Whistlerites rally for Syria after muni meeting 

Two housing units confirmed in recent days

click to enlarge PHOTO BY ALISON TAYLOR
  • Photo by Alison Taylor

Michael Blaxland's reasons for helping strangers on the other side of the world are simple: "I feel sorry for the Syrian refugees. They're in rough shape and I think we should help them."

With that basic human sentiment, Blaxland has become a member of one of two Whistler groups with a goal of sponsoring a refugee family.

The latest development was borne out of last week's community meeting, organized by the municipality, which drew out 75 community members eager to learn more.

Whistler may not be first out of the gate when it comes to extending help to Syrian refugees, but its response to the crisis is at last gathering some steam.

Thirty people have signed volunteer forms in addition to the two sponsorship groups. A Facebook page — Whistler Refugee Response — now has 172 members.

And, perhaps most importantly, two different housing units have been offered up as space for any potential families.

"It's really exciting and it's in typical Whistler spirit," said Sarah Morden who is involved in one of the sponsorship groups.

The rest now is up to residents.

"The biggest thing I think people can do is show leadership," said Squamish resident Richard MacKellar, one of the key leaders in Squamish's refugee response.

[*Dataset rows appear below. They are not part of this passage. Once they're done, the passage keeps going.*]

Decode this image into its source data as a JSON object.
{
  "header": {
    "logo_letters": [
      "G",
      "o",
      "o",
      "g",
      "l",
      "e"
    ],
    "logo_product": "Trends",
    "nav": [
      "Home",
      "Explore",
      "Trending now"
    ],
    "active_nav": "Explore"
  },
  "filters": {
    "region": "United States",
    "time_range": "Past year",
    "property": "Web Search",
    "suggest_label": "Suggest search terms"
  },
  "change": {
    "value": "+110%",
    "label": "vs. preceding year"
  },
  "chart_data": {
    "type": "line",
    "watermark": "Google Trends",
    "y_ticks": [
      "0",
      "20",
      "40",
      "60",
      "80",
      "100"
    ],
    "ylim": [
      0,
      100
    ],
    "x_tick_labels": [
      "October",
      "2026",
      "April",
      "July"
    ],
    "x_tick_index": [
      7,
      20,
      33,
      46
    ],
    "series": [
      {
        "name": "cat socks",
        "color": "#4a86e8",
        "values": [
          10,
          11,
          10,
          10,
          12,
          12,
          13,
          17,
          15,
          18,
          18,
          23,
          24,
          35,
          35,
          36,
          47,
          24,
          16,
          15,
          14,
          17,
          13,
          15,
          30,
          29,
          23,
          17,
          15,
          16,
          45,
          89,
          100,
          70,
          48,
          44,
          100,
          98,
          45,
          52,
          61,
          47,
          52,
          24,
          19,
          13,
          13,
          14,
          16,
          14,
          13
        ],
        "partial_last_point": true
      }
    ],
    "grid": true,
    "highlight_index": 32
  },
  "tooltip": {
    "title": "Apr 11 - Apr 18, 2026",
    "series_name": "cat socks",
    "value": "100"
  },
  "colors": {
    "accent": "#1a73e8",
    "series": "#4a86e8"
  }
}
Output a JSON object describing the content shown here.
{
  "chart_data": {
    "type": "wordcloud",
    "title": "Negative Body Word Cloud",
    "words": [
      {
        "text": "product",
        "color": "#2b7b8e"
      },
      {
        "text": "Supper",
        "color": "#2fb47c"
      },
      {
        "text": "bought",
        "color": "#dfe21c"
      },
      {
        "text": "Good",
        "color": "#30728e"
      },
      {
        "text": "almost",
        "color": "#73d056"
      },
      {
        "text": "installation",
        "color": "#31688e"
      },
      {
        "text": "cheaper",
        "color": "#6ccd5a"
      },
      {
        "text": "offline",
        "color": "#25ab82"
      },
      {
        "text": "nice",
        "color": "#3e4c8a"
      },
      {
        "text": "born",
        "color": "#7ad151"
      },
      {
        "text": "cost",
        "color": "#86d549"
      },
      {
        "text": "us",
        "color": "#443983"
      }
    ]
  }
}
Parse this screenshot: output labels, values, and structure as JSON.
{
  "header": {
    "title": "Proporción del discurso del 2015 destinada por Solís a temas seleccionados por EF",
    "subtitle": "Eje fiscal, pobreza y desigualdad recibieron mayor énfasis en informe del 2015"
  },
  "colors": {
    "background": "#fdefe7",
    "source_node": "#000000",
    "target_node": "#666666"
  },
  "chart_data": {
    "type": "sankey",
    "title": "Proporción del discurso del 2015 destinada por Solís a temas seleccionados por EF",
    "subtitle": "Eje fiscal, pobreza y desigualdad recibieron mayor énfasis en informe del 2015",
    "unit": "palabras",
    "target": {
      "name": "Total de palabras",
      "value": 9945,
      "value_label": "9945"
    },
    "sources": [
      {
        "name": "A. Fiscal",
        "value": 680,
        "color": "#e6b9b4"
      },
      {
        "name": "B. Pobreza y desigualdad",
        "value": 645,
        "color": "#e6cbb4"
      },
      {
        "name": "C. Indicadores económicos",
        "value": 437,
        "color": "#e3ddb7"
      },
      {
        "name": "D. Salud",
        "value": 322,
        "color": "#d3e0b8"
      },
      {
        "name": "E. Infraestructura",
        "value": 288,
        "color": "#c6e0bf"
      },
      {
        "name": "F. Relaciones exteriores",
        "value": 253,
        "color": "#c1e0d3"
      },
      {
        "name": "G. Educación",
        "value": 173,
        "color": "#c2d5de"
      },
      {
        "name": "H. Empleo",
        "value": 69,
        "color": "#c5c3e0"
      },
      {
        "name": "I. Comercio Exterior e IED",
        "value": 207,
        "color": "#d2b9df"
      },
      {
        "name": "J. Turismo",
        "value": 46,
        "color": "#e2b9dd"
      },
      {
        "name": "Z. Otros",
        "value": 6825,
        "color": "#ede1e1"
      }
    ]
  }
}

MacKellar was one of the speakers at the meeting on Wednesday, Dec. 16.

Although driven by Mayor Nancy Wilhelm-Morden's quest at the Union of B.C. Municipalities annual conference to open Canada's doors to more refugees and the subsequent staff report to council, this meeting is effectively where the work of Whistler's local government stops and where the community takes over.

"The municipality itself will not be sponsoring families," said Wilhelm-Morden. "This now goes over to you. We're relying on you to take it from here."

MacKellar has been a driving force in his own community to extend help to the refugees. He has been one of the leaders, helping form a Group of Five (G5), in which five or more Canadian or permanent residents help support a refugee family for a minimum of one year.

The group has committed to raising $40,000, but they expect to spend about half that for a family of four.

Community member Val Litwin offered some quick math to the audience to put that large expense in perspective.

Think, he said, about getting 40 or so families to give $100 a month for one year.

When asked how to keep the enthusiasm for a long-term project like this going in the community, MacKellar said that is a key part of the equation.

"I think that's really critical because this is a marathon, not a sprint."

The year-long timeframe to help a refugee family settle is likely not realistic.

"I think you do have to prepared for some ongoing support," he said.

MacKellar is now renovating the basement of his Squamish home to accommodate a Syrian family.

Housing, Whistler's perennial problem, was again part of the community discussion.

Blaxland asked if the municipality had considered temporary housing.

"I really see that as the Achilles heel of this whole process."

The mayor said housing was a pervasive problem across the province.

"I don't think the issue lies with the municipality," she added. "I think it lies with the community. We're not going to be sponsoring a lot of people realistically."

She imagines Whistler housing two to four families.

"The only thing left now is for communities to engage with the tools that have been given to them," said the mayor, referring to the federal government opening the doors to refugees and the provincial government providing funding.

Do a lot of reading, MacKellar suggested; ask a lot of questions; reach out for help to groups like ours, he offered.

Sarah Morden said the leadership teams of the two response groups will be meeting on Jan. 6 to hash out some of the details and create a timeline for fundraising.

Her reasons for helping are simple.

"You feel kind of helpless," said Morden, of the pictures of refugee despair. "This is the least I can do."